More than 3,200 gender confirmation surgeries were carried out in the United States last year, marking a rise of 20% from 2015.

The surgeries can include anything from facial and body contouring to gender reassignment surgeries, according to the American Society of Plastic Surgeons, who released the data.

This is the first time figures have been released on transgender-related surgeries.

"There is no one-size-fits-all approach to gender confirmation," said Loren Schechter, a board-certified plastic surgeon based in Chicago.

"There's a wide spectrum of surgeries that someone may choose to treat gender dysphoria, which is a disconnect between how an individual feels and what that person's anatomic characteristics are."

Access to gender confirmation procedures has improved vastly in recent years.

"In the past several years, the number of transgender patients I've seen has grown exponentially," Schechter said.

"Access to care has allowed more people to explore their options, and more doctors understand the needs of transgender patients."

Members of the society undergo intense training to help these patients address the incongruity between their bodies and the gender they know themselves to be.

Schechter said surgical therapy is just one component of the overall care of the individual.

"It takes a team of experts across different disciplines working together to provide comprehensive care.

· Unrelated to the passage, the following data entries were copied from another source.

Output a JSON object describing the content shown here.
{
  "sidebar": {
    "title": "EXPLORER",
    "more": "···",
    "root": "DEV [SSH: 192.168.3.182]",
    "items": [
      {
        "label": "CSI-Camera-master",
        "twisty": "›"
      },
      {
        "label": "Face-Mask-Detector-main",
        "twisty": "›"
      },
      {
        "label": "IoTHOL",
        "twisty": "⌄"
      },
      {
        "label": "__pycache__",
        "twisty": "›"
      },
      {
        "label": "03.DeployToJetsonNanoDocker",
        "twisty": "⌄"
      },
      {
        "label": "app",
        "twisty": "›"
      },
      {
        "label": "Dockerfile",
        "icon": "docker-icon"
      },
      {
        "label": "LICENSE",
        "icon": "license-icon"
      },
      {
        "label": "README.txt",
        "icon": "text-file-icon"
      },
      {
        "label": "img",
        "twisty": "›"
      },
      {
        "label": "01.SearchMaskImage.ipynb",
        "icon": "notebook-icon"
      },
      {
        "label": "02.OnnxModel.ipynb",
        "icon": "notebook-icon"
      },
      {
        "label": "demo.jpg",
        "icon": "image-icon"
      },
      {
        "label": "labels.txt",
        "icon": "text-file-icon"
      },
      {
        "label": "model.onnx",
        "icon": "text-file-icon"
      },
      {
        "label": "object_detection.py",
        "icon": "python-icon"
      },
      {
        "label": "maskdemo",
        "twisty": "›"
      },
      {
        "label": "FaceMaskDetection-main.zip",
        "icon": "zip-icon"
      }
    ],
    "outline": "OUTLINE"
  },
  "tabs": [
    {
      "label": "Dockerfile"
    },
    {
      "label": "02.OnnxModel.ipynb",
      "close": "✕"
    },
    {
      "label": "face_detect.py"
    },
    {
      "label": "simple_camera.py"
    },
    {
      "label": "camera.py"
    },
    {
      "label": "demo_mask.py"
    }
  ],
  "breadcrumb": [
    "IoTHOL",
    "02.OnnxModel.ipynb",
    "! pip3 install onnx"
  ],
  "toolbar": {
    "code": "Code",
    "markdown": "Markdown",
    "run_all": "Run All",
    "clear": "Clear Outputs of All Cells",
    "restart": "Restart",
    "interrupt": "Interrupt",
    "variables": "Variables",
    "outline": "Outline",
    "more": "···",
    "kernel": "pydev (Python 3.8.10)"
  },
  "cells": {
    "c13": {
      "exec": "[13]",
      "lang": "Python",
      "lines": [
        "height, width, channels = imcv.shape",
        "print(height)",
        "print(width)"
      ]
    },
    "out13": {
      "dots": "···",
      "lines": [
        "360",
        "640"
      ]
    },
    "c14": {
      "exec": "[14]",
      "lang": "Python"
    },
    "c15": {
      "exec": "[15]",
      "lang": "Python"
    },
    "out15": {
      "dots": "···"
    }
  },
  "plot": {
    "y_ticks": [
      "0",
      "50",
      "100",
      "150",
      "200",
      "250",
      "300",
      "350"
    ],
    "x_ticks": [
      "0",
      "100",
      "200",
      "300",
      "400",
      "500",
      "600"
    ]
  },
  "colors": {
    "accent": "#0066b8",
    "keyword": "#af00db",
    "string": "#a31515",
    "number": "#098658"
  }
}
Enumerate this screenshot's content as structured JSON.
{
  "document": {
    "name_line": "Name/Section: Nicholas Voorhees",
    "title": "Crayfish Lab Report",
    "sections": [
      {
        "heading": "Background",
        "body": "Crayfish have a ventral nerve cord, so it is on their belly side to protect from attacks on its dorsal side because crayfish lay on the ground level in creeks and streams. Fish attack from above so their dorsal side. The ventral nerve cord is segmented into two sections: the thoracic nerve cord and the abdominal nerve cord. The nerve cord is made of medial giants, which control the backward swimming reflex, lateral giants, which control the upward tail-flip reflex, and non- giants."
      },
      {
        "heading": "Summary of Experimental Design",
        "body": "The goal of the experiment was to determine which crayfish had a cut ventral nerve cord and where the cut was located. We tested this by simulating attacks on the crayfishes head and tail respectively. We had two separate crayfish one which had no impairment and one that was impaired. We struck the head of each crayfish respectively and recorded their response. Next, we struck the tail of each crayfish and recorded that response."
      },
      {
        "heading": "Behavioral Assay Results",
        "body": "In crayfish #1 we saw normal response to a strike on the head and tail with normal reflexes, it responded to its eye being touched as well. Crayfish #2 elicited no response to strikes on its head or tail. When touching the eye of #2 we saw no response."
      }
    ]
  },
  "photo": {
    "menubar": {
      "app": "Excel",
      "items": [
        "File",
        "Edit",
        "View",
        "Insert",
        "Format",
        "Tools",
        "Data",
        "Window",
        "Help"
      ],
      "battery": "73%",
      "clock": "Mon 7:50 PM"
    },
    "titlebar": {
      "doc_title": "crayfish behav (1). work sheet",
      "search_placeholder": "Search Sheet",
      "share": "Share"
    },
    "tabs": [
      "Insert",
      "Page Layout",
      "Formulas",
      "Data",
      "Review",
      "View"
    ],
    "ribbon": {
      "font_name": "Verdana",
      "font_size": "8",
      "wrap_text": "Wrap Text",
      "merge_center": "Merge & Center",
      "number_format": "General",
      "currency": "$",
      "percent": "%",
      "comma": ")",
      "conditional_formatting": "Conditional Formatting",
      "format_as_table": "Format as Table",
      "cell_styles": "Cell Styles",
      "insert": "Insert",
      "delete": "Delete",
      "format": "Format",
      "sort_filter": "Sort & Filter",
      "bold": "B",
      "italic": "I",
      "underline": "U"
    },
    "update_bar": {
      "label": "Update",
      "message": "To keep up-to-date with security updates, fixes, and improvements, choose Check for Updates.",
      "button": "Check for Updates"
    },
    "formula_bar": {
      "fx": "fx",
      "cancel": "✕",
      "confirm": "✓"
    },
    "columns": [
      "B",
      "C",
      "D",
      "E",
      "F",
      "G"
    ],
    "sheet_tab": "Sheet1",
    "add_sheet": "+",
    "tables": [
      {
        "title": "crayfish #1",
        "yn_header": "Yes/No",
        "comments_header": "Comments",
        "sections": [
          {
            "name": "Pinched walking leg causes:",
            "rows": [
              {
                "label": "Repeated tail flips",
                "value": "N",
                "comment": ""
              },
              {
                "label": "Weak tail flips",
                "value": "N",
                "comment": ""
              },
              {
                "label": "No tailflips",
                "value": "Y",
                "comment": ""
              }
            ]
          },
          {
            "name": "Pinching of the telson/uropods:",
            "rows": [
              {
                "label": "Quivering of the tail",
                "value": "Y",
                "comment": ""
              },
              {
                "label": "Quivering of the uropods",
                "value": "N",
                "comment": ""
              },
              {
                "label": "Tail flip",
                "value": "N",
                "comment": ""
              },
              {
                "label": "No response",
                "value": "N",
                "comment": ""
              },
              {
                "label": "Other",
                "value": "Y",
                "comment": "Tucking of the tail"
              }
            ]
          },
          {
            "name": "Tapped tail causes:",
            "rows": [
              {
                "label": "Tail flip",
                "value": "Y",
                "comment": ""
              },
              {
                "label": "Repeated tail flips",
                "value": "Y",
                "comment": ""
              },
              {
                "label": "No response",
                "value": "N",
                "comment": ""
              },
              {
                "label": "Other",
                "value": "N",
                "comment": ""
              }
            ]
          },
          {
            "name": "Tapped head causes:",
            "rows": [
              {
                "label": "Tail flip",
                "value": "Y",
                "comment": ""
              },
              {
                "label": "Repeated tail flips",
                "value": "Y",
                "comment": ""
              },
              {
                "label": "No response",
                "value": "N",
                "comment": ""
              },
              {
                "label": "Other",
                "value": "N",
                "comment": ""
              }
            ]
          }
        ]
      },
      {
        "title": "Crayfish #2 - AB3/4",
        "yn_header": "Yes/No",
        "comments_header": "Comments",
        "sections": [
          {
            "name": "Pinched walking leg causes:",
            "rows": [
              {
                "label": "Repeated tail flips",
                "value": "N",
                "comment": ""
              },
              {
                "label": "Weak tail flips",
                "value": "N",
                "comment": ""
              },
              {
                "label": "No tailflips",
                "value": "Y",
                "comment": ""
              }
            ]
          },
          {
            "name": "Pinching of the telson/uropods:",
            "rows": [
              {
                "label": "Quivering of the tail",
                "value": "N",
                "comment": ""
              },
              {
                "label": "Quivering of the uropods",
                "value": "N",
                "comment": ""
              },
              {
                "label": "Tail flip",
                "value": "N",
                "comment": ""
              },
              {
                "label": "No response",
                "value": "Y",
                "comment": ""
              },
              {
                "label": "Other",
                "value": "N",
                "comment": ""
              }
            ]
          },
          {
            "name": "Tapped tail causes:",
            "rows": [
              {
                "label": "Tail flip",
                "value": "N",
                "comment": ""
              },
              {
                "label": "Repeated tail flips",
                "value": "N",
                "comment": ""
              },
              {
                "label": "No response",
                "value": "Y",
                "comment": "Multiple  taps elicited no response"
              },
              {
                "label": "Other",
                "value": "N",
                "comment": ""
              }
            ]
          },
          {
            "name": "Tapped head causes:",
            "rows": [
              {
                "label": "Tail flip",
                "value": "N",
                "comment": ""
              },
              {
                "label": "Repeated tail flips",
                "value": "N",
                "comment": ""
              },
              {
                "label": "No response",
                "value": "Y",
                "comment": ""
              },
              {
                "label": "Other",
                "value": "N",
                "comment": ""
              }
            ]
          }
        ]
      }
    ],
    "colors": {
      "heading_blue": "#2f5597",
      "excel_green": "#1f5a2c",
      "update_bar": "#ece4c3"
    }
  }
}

I often partner with doctors who may prescribe treatments such as hormone therapy and mental health professionals who help patients through their transitions," Schechter said.

Gearah Goldstein, an advocate for transgender youth, worked with Schechter throughout her transition. Goldstein knew from an early age that her gender did not align with her body, but says she is now able to live her life as the person she has always been.

"For transgender people, like myself, surgical options are a corrective treatment, not cosmetic," she said.

"The types of surgeries someone has is very personal and private, and you wouldn't even know someone had surgery if you saw them walking down the street. It's not about how we're perceived by the public, but how we perceive ourselves."

Goldstein says gender confirmation, whatever that means for the individual, can be truly life-changing.

"It has been a lifelong journey for me. Growing up, there wasn't even a word for transgender. There were no role models or anyone to tell me that I could do something about this feeling of being disconnected from the body I was born with," said Goldstein.

"The reality that I lived through has allowed me to assure the next generation that there is nothing abnormal about what they're feeling."